Trojan Strathclyde Police

JJ_Egan

This one has started doing the rounds .,

A trojan doing the rounds it is hard to sort out as it takes over the entire screen



Its Trojan ZBot CB
Troublesome as it appears as an embedded file in a web page that you dont know you have downloaded .
It also disables Task manager so cannot turn internet browser off .

Symptoms
frozen computer screen with full screen message

Strathclyde Police
!!!!!! terrorist message etc will also show your correct IP making it look genuine to some .
But then asks for payment .

Unable to close screen .

Solution power off power of internet
Reboot in Safe Mode F8

Type run in search next to start button .
RUN
Type MSCONFIG
STARTUP

Look for entry Crude Dried etc ect
Untick



Reboot and run and you should have cleared the screen Malwarebytes and or security scannner should then be updated and a full scan carried out .

jje

DatabaseError

If I'm reading this right, shouldn't be a problem for pretty much anyone with up to date antivirus

JJ_Egan

Dont think so as i just removed from a machine with two hour old definitions .

jje

PaulineP_2

I just booted into safe mode now. But I couldn't find an entry in startup called 'Crude Dried'.

I did find something along the lines of facemood (with the virus on normal startup, when I get the page about the strathcylde police, I can only access internet explorer, and it opens to facemood and has a facemood toolbar), and I disabled facemood startup service. But when I rebooted it didn't fix it.

scotty_591

Half of the time you don't need to bother entering startup, as when in safe mode, most antivirus programs have a command line executer which scans for virus's while in safe mode.

jacko9191

I found the entry in the start up menu called 'Spare Alice Wall' supposedly from company called Agnitium Ltd (a Russian company which make legit anti-spyware and trojan software), disabling this allowed me to regain access.

Scanning with Malwarebytes showed the trojan.Zbot.CBCGen plus a Pum.Hijack.TaskManger, you need to do a full scan as a quick scan does not find all copies of the Trojan

My anti-virus and antimalware software need not stop it getting in, even with latest updates.

Coopdivi

jacko9191, the legitimate company who make anti-spyware and firewalls are Agnitum Ltd. not Agnitium. When I did a Google search for Agnitium I found a link to a website called Antitaivirus.com. It's distinctly dodgy but fortunately I've got NoScript which has blocked any potential nasties. I won't link to it but here's the Domain Registration.

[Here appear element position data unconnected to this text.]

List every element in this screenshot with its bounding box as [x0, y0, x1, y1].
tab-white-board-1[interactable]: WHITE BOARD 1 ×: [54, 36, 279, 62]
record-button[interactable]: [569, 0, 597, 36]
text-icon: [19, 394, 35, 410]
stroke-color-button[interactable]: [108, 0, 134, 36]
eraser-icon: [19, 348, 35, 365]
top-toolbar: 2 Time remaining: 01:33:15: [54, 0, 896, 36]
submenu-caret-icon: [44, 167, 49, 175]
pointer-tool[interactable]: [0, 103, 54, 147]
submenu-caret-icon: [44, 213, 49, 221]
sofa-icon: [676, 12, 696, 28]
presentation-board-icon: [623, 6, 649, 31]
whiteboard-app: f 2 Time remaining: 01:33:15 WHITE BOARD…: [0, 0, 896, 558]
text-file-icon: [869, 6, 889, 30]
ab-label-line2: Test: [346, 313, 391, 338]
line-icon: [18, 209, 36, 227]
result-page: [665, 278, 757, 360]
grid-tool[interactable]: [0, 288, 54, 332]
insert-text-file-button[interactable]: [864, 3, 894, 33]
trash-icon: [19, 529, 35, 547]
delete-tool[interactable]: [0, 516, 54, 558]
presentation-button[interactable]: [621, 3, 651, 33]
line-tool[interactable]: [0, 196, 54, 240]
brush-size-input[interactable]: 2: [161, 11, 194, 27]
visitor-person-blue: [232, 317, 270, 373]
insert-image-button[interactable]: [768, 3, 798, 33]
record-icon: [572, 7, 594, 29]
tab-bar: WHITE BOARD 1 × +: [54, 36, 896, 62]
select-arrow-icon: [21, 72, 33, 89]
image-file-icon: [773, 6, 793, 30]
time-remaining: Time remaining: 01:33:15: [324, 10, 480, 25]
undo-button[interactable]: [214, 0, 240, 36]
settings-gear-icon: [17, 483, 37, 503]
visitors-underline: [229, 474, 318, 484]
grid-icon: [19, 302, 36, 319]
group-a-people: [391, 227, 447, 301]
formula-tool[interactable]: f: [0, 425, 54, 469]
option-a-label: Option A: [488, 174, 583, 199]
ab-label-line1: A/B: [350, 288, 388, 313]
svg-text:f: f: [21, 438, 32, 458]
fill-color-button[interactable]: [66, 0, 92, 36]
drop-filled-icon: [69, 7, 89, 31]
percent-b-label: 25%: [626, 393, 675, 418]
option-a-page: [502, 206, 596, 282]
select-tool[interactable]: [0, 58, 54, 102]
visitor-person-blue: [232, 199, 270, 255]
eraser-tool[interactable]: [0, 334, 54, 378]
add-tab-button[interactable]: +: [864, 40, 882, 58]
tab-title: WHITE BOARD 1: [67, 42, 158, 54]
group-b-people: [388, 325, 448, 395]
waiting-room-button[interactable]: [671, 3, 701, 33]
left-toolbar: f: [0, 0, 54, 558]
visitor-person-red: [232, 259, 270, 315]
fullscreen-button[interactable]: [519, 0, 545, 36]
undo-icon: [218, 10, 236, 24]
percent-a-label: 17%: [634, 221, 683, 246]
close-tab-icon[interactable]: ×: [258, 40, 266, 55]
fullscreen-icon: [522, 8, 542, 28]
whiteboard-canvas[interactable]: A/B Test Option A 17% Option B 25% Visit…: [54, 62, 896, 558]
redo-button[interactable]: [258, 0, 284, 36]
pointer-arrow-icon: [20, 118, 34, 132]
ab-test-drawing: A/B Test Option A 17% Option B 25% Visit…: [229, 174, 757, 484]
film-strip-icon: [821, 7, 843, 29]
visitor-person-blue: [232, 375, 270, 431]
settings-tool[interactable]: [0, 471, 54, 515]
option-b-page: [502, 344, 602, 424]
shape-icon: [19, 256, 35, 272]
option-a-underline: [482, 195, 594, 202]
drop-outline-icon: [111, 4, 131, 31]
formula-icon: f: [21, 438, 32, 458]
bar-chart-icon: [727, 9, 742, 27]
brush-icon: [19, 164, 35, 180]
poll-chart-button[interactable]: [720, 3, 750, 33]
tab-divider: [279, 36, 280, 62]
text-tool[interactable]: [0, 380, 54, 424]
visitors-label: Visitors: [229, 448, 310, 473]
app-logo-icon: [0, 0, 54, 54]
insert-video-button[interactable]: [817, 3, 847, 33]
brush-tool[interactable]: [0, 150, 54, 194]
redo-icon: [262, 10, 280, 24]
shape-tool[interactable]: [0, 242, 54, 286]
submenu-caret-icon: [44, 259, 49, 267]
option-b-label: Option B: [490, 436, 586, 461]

http://whois.domaintools.com/antitaivirus.com

JJ_Egan

As it was a long distance repair job i never got to the bottom of the infection .

Avast missed it .
probably came from web page guess java exploit based upon male teenagers use of machine and the fact that it came back a few days later and had to be cleared again .

jje

Iwannabeamoneysaver

Hi guys,

Your info has been really useful, but JJ Egan I haven't been able to find the Crude Dreid etc...I am not really a whizz with computers and don't understand all the jargon. Is there something else I should be looking for when I have typed MSCONFIG and looked under the startup tab?

Thanks to anyone for their help

Cheers

WarioTBH

If you can get into safemode with networking, download and run rkill - http://www.bleepingcomputer.com/download/anti-virus/rkill

That will terminate any virus processes so if you run something like Malwarebytes / SuperAntiSpyware in safemode, it will remove the majority of the virus.

Always run a full / quick scan again in normal Windows mode to double check all is gone etc.

Iwannabeamoneysaver

Hi Wario TBH, that's helpful and yes I can get onto safemode, but could you talk me through a quick step by step of how I do this...if you could tell me what to type and where, that'd be great!